Mistero buffo

04.01.2023

Il Pd rimane un mistero. Buffo, ma pur sempre un mistero. Per molti anni è stato al governo senza vincere le elezioni e la cosa gli è stata rinfacciata più volte, ma in fondo era solo invidia perché implicitamente si ammetteva che da quelle parti si mangiava pane e politica. Poi è accaduto qualcosa: la vittoria della destra con la prima donna presidente del Consiglio che non viene da sinistra ma da destra. Uno choc. Un cataclisma. Un cortocircuito. E il Pd è diventato un partito destabilizzato. È andato letteralmente in bambola. Non ci ha capito più niente e ha inanellato una serie di fesserie fino a rasentare la celebre terza legge della stupidità umana enunciata da Carlo Maria Cipolla, che per l'occasione si può riformulare così: un partito stupido è un partito che causa danno a un gruppo di persone senza nel contempo realizzare alcun vantaggio per sé. Sto esagerando? Per niente. È la fotografia del Pd.
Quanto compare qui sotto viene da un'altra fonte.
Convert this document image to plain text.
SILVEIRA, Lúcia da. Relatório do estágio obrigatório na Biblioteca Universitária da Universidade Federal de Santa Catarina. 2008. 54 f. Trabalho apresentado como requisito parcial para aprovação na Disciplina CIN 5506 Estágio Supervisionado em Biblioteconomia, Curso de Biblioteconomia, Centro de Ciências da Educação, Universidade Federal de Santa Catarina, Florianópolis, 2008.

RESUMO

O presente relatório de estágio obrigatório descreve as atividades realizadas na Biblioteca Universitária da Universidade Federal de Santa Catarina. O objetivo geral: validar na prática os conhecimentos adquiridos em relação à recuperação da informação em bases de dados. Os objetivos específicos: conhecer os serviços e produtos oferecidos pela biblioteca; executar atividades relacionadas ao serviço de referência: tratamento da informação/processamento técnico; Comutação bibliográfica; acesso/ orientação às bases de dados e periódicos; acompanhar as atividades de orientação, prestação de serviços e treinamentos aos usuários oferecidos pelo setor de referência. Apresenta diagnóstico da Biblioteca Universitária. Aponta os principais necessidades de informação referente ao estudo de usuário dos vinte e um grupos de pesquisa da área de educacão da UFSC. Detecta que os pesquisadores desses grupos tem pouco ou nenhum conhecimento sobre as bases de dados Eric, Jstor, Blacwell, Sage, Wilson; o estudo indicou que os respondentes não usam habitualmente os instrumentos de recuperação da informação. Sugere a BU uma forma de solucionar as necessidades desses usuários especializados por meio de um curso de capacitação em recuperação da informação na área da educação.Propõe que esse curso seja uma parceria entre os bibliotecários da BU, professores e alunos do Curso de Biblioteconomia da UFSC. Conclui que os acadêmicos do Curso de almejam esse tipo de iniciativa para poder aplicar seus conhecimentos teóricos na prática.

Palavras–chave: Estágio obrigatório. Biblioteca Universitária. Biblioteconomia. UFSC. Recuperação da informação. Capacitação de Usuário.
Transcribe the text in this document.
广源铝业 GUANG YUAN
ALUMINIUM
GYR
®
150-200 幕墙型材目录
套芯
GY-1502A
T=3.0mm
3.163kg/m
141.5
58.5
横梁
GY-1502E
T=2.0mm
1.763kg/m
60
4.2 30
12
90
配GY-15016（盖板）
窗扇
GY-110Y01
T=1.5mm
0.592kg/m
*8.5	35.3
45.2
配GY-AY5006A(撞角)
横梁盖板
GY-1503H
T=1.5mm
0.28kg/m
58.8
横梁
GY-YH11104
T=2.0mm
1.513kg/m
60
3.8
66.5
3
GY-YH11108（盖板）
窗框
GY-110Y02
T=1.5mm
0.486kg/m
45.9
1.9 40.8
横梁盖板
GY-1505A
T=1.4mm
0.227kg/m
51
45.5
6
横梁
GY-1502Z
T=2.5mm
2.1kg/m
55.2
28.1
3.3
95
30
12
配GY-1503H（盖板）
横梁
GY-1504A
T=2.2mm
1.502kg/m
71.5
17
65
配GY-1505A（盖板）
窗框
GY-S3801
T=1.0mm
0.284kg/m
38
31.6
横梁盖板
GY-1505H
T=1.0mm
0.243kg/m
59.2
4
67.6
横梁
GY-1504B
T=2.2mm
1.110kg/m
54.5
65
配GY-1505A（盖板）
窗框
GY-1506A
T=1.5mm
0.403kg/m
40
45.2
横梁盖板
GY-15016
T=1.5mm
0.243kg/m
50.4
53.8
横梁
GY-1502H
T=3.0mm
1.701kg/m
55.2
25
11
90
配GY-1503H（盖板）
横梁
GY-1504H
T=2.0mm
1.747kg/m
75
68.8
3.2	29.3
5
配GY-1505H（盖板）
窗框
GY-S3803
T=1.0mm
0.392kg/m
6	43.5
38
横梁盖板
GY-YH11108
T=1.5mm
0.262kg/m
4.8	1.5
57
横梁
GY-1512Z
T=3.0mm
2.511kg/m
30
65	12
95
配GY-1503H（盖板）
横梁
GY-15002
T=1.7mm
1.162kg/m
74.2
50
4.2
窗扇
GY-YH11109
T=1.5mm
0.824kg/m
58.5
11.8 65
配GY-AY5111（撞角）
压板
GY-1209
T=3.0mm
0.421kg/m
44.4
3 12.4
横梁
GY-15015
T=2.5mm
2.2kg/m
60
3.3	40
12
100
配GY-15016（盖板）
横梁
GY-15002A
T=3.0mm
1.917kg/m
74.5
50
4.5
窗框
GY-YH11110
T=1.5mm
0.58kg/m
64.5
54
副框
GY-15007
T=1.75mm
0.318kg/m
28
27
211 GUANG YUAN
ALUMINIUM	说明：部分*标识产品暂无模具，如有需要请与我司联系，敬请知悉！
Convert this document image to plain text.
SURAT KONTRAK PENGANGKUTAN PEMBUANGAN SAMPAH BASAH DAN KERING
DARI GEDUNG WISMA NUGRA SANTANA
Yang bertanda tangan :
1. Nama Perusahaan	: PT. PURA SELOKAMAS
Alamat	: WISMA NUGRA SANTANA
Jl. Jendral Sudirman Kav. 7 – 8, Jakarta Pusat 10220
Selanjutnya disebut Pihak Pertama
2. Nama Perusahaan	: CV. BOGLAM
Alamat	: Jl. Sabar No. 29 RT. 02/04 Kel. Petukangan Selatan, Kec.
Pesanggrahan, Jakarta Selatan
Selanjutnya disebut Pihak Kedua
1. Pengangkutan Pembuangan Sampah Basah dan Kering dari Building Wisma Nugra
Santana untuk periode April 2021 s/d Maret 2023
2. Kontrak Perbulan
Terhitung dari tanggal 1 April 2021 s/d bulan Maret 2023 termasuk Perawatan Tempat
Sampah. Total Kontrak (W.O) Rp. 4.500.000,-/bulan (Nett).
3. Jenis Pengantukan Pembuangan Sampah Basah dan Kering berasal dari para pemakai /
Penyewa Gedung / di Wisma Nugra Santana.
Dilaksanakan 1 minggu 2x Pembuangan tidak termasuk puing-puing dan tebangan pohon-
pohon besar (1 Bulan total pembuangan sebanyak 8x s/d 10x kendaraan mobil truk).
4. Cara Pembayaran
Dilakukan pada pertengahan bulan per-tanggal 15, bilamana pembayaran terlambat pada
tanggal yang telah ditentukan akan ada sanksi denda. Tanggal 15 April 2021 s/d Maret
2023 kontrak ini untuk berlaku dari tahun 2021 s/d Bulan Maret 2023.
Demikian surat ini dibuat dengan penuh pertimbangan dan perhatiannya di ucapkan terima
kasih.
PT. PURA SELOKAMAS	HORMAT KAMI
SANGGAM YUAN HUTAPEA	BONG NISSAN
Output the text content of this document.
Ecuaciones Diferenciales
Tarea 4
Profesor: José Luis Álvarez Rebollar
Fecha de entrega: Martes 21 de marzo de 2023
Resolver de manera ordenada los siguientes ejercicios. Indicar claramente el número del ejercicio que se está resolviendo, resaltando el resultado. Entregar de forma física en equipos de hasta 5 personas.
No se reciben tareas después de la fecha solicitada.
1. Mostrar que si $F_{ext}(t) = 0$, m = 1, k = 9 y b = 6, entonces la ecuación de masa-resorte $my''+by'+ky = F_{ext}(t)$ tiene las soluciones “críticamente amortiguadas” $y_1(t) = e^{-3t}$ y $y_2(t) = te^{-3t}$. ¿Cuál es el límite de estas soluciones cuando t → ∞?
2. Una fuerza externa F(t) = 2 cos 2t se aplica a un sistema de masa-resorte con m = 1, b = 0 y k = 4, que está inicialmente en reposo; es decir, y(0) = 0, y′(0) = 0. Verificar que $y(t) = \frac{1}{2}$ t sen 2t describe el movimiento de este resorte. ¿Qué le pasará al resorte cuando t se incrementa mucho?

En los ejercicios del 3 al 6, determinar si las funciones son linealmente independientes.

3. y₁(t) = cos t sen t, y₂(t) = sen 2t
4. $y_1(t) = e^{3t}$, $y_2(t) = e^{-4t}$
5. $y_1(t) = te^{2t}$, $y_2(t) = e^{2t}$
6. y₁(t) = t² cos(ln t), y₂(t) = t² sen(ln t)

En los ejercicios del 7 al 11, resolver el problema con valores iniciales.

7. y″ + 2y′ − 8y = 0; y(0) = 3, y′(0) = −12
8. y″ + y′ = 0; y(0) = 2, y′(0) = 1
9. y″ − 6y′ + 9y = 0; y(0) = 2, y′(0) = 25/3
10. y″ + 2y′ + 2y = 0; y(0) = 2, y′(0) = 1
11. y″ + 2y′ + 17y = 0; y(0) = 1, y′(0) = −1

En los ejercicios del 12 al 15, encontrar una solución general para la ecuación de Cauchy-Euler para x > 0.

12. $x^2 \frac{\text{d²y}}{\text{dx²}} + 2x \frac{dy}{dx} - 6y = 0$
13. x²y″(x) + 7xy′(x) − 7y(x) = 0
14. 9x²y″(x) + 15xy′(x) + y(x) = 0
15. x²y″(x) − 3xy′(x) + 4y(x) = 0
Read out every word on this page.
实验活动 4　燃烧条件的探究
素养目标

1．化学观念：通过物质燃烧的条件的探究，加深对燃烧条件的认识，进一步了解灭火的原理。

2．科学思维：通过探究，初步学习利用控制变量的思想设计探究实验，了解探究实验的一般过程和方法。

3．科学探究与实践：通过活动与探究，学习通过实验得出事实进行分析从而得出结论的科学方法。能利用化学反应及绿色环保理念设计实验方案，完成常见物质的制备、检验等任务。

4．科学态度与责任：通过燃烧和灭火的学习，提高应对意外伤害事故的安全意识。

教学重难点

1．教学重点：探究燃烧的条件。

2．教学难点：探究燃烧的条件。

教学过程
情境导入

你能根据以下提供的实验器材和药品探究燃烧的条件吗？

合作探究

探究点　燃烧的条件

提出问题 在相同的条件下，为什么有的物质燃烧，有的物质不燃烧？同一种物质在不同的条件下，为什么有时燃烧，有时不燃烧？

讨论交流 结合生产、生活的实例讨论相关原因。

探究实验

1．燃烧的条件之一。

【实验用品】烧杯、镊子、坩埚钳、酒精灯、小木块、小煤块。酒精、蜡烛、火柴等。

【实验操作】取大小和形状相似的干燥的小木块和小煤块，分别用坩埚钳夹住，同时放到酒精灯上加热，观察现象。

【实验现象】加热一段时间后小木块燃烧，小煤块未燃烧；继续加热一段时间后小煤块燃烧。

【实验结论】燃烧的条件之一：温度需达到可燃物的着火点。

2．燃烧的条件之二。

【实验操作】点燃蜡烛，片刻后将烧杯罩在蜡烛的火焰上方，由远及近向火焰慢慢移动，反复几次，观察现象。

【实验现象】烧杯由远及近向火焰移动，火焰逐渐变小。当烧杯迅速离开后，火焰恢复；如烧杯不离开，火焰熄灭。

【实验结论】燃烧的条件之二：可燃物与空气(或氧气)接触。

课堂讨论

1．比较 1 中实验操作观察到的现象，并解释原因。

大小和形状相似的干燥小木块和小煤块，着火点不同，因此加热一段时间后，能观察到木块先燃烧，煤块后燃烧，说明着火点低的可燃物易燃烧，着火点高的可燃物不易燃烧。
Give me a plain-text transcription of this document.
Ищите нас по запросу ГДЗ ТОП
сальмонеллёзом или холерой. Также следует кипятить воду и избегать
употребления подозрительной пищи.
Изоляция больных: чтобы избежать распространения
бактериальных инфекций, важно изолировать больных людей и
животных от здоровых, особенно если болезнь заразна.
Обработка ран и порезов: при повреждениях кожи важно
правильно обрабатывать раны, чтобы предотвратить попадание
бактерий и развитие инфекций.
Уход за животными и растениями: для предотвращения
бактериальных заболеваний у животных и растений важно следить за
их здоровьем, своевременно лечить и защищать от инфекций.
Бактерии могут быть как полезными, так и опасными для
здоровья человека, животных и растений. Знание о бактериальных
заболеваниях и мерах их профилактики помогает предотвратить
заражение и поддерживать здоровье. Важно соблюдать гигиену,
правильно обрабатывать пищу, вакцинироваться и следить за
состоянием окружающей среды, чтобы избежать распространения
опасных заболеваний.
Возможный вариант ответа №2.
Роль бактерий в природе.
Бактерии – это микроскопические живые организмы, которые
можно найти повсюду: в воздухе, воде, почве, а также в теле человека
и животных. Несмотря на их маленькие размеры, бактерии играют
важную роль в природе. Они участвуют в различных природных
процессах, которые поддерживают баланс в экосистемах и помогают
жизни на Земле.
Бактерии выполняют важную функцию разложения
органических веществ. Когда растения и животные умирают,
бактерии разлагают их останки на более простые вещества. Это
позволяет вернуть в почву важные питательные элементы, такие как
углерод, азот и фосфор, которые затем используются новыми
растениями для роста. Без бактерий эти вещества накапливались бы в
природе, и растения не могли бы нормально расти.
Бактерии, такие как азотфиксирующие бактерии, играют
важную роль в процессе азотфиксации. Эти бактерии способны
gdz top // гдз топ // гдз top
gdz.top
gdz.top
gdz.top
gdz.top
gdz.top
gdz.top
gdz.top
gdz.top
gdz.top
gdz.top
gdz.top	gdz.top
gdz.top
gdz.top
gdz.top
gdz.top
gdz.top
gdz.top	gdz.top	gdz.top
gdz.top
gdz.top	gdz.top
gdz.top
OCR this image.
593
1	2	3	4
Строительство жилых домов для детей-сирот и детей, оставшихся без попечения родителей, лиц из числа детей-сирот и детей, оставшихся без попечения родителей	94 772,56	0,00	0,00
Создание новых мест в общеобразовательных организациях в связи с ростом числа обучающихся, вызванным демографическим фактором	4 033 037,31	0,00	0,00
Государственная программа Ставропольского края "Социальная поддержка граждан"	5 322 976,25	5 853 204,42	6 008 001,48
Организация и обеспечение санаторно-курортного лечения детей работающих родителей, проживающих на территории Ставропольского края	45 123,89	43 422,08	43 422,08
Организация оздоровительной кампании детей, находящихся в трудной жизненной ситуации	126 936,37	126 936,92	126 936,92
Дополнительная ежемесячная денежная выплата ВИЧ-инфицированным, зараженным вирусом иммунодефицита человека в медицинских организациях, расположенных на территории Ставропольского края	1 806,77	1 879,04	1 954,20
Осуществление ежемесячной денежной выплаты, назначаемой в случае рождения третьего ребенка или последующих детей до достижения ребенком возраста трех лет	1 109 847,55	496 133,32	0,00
Si potrebbe dire: sono fatti loro. Mica tanto. Sono anche fatti nostri. Infatti, senza un'opposizione seria le democrazie non funzionano. Lo diceva anche l'attuale presidente del Consiglio al tempo del governo Draghi: «Rimaniamo all'opposizione perché una democrazia senza opposizione non è una democrazia». Ecco, il Pd si troverebbe nella medesima opposizione. Solo che non ha ben capito che l'opposizione non deve farla a sé stesso ma al governo.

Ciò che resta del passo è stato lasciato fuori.